The handwriting is beautiful cursive, the date at the top clear and easy to read. November 3, 1988. The signature at the bottom is more flowery than I would have expected. Father Anthony Meehan.

It doesn’t take long to read, and when I’m done, I refold it, holding it by the edges, and put it back in the box. Frantically, I search the basement, looking for a hiding spot. Finally I pick an old box over in one corner and tuck the box into that.

I know there has to be something else here, something that will prove it.

I’m sorting through papers and receipts, checking dates and locations, when I hear footsteps on the stairs and I turn to find Brian coming down.

“You’re back.”

He stops on the fifth stair up and stands there in sweatpants and a sweatshirt. In the harsh light from the hanging bulb, he looks as though he hasn’t slept in weeks. His eyes are bloodshot, his skin gray. He watches me going through the boxes.

“Yeah, how’s Lilly?” I ask him.

“She’s great,” he says. “She’s still asleep.”

“Good.”

We stare at each other and I have a sudden flashback to our wedding, to his face, bathed in sunlight from the windows.

“What are you looking for?” he asks me.

“I’m looking through your boxes of things from your parents’ house. There was a lot of your traveling stuff in there, an old passport, some old traveler’s checks. Lilly went all through the change and took out the Italian and Greek coins and everything. She liked all the postcards and souvenirs and things. It got all mixed up. Your papers and the other stuff. When I put it back, I did it wrong, I … mixed it up. The chain of evidence is a nightmare of course. I could never use it, but…” I’m babbling.

He doesn’t say anything. He just watches me,

“I’m looking for more receipts,” I say. “From Dublin. For after you were supposed to have left. Well, you did leave.”

He waits. I’m still trying to get all the details straight in my head.

“But then you went back.” I pause, then start again.

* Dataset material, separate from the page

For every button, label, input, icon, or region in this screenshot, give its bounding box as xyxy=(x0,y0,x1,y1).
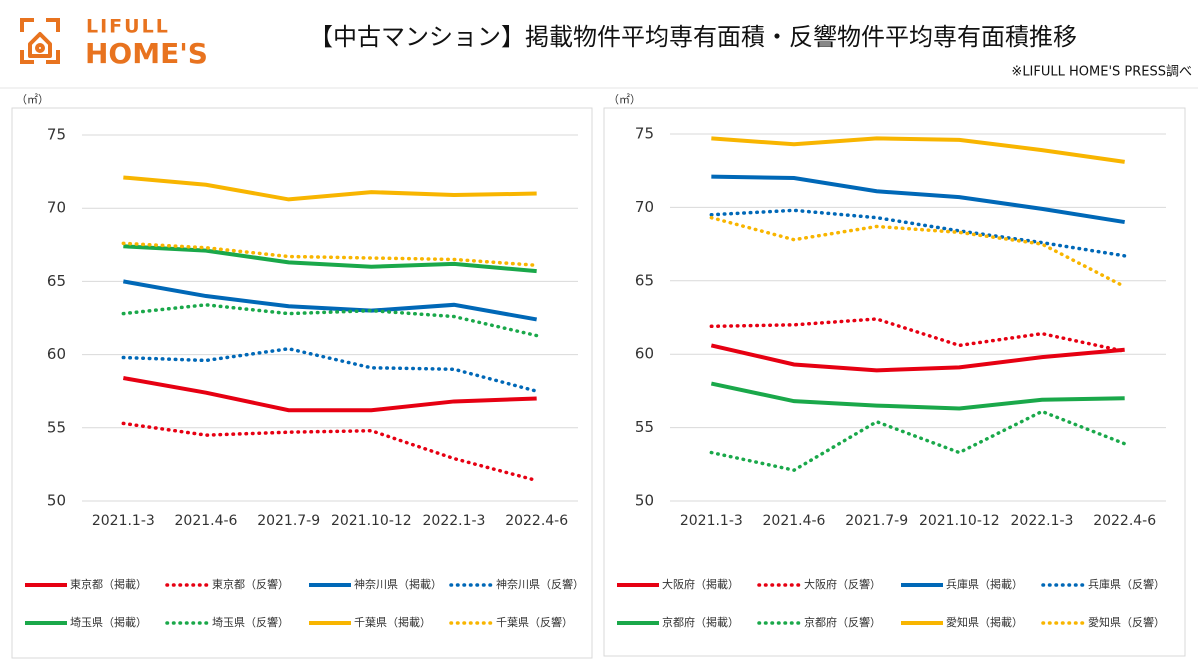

“When I was over there, the last week, I found a receipt among Erin’s things—someone had saved it after changing traveler’s checks in Dublin on September eighteenth, 1993. I hadn’t seen it before and it made us think that Erin had gone back to Dublin after being in Wicklow. It made us think it was more likely that she’d disappeared on purpose.

“But there was something else that made me wonder, what if she hadn’t come back to Dublin? What if the receipt had gotten in among my stuff some other way? There was really only one way that could have happened.” I point to the boxes. “Lilly went through all this stuff. She got it all mixed up. I thought it was from Erin’s boxes, but it was from yours.

“I didn’t know until yesterday—day before yesterday, now—that Erin had started writing a letter to someone. She referenced something that happened at O’Brien’s and she said she was tired of keeping it a secret. There’s a pub, in Dublin, called O’Brien’s. She used to go there. The person who found the letter thought that’s what she meant. But that’s not what she was talking about. She was talking about the O’Briens’ house. You guys used to go there a lot, didn’t you? They used to have a lot of parties.”

He sits down on one of the boxes and he leans back against the wall. He looks so tired.

I don’t say anything. There’s nothing to say. It’s all up to him now. It’s his story to tell. Finally, after a long silence, he says, “I think that for a long time I hoped someone would figure it out. But then, after Lilly, I was glad they hadn’t. I was glad I was free and that was the first time I began to be glad that it seemed to have just gone away, that everyone seemed to have decided that it was the guy in Ireland.”

“What happened at the O’Briens’?” I ask him. “What happened to Erin at Derek O’Brien’s house?”